HCF and LCM — Methods, Shortcuts & Examples

HCF is the biggest whole number that divides two or more numbers exactly. LCM is the smallest whole number that is divisible by all of those numbers.

For $12$ and $18$, the HCF is $6$ and the LCM is $36$. Use HCF when you want the biggest equal grouping or want to simplify a fraction. Use LCM when you need a common denominator or want to know when repeating cycles line up.

HCF Vs LCM: The Core Idea

A factor divides a number with no remainder. A multiple is a number you get by multiplying.

That gives the main difference:

• HCF looks for the biggest shared factor.
• LCM looks for the smallest shared multiple.

In many school contexts, HCF is the same idea as GCF or GCD for positive integers. The name changes by region, but the arithmetic idea is the same.

When To Use HCF And When To Use LCM

Use HCF when the question is about breaking something into the largest equal parts or reducing a fraction.

Use LCM when the question is about matching cycles, finding a common denominator, or asking for the first number both values divide into.

One quick test helps:

• "What is the biggest shared piece?" means HCF.
• "What is the first shared total?" means LCM.

How To Find HCF And LCM

1. Listing Method

For small numbers, listing is often the fastest.

If you want the HCF, list factors and choose the largest one in common.

If you want the LCM, list multiples and choose the first one in common.

2. Prime Factorization Method

For larger positive integers, prime factorization is usually cleaner.

Write each number as a product of primes. Then:

• For HCF, keep only the shared primes and use the smaller exponent.
• For LCM, keep every prime that appears and use the larger exponent.

This works because the HCF must fit inside both numbers, while the LCM must contain enough prime factors to cover both numbers.

Worked Example: HCF And LCM Of $12$ And $18$

Start with prime factorization:

$$12 = 2^2 \cdot 3$$ $$18 = 2 \cdot 3^2$$

HCF

The shared primes are $2$ and $3$. Use the smaller exponent each time:

$$\mathrm{HCF}(12,18) = 2^1 \cdot 3^1 = 6$$

LCM

Keep every prime that appears, using the larger exponent each time:

$$\mathrm{LCM}(12,18) = 2^2 \cdot 3^2 = 36$$

So for this pair,

$$\mathrm{HCF}(12,18) = 6 \qquad \text{and} \qquad \mathrm{LCM}(12,18) = 36$$

Shortcut For Two Numbers

For two positive integers $a$ and $b$,

$$\mathrm{HCF}(a,b) \cdot \mathrm{LCM}(a,b) = a \cdot b$$

So if you already know one of them, you can often find the other:

$$6 \cdot 36 = 216 = 12 \cdot 18$$

The condition matters here. This shortcut in this simple form is for two positive integers.

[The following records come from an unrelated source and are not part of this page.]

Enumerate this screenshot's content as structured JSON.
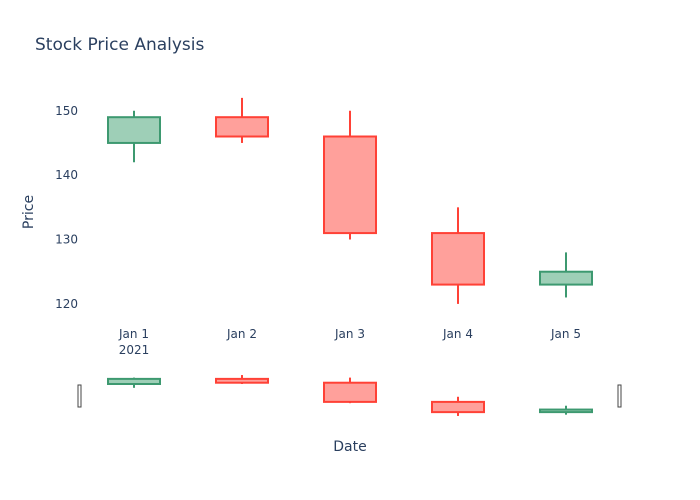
{
  "chart_data": {
    "type": "candlestick",
    "title": "Stock Price Analysis",
    "xlabel": "Date",
    "ylabel": "Price",
    "ylim": [
      117.5,
      154
    ],
    "y_ticks": [
      120,
      130,
      140,
      150
    ],
    "x_tick_labels": [
      "Jan 1",
      "Jan 2",
      "Jan 3",
      "Jan 4",
      "Jan 5"
    ],
    "x_year_label": "2021",
    "colors": {
      "increasing_line": "#3D9970",
      "increasing_fill": "#9ECFB7",
      "decreasing_line": "#FF4136",
      "decreasing_fill": "#FFA09B"
    },
    "range_slider": true,
    "candles": [
      {
        "date": "2021-01-01",
        "open": 145,
        "high": 150,
        "low": 142,
        "close": 149
      },
      {
        "date": "2021-01-02",
        "open": 149,
        "high": 152,
        "low": 145,
        "close": 146
      },
      {
        "date": "2021-01-03",
        "open": 146,
        "high": 150,
        "low": 130,
        "close": 131
      },
      {
        "date": "2021-01-04",
        "open": 131,
        "high": 135,
        "low": 120,
        "close": 123
      },
      {
        "date": "2021-01-05",
        "open": 123,
        "high": 128,
        "low": 121,
        "close": 125
      }
    ]
  }
}
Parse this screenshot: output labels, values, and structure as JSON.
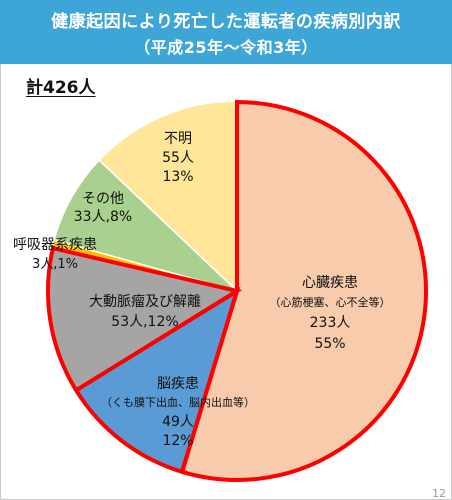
{
  "title": {
    "line1": "健康起因により死亡した運転者の疾病別内訳",
    "line2": "（平成25年～令和3年）"
  },
  "total_label": "計426人",
  "page_number": "12",
  "colors": {
    "title_bg": "#3ea6d6",
    "highlight_outline": "#ff0000"
  },
  "chart_data": {
    "type": "pie",
    "total": 426,
    "unit": "人",
    "slices": [
      {
        "name": "心臓疾患",
        "sub": "（心筋梗塞、心不全等）",
        "count_label": "233人",
        "pct_label": "55%",
        "value": 233,
        "color": "#f8cbad",
        "highlight": true
      },
      {
        "name": "脳疾患",
        "sub": "（くも膜下出血、脳内出血等）",
        "count_label": "49人",
        "pct_label": "12%",
        "value": 49,
        "color": "#5b9bd5",
        "highlight": true
      },
      {
        "name": "大動脈瘤及び解離",
        "sub": "",
        "count_label": "53人,12%",
        "pct_label": "",
        "value": 53,
        "color": "#a5a5a5",
        "highlight": true
      },
      {
        "name": "呼吸器系疾患",
        "sub": "",
        "count_label": "3人,1%",
        "pct_label": "",
        "value": 3,
        "color": "#ffc000",
        "highlight": false
      },
      {
        "name": "その他",
        "sub": "",
        "count_label": "33人,8%",
        "pct_label": "",
        "value": 33,
        "color": "#a9d08e",
        "highlight": false
      },
      {
        "name": "不明",
        "sub": "",
        "count_label": "55人",
        "pct_label": "13%",
        "value": 55,
        "color": "#ffe699",
        "highlight": false
      }
    ]
  }
}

Common Mistakes With HCF And LCM

Mixing Up Factors And Multiples

HCF is about numbers that divide the originals. LCM is about numbers the originals divide into.

Using The Wrong Exponents In Prime Factorization

For HCF, use the smaller exponent. For LCM, use the larger exponent. Swapping those rules gives the wrong answer fast.

Choosing A Common Number That Is Not The Right One

$2$ and $3$ are both common factors of $12$ and $18$, but neither is the highest one. Also, $72$ is a common multiple of $12$ and $18$, but it is not the least one.

Using The Product Shortcut Without The Right Condition

The shortcut

$$\mathrm{HCF}(a,b) \cdot \mathrm{LCM}(a,b) = a \cdot b$$

is a standard check for two positive integers. It is not the main method to use blindly for every multi-number problem.

Where HCF And LCM Are Used

HCF is used to simplify fractions and to split quantities into the largest equal groups.

LCM is used for common denominators and for timing problems, such as when two repeating events happen together again.

For example, to simplify

$$\frac{12}{18},$$

divide the numerator and denominator by their HCF, which is $6$:

$$\frac{12}{18} = \frac{2}{3}$$

If you were adding fractions with denominators $12$ and $18$, the LCM $36$ would be a convenient common denominator.

Try A Similar Problem

Find the HCF and LCM of $20$ and $30$ using prime factorization. Then check your result with

$$\mathrm{HCF}(20,30) \cdot \mathrm{LCM}(20,30) = 20 \cdot 30.$$

If both sides match, the method has clicked.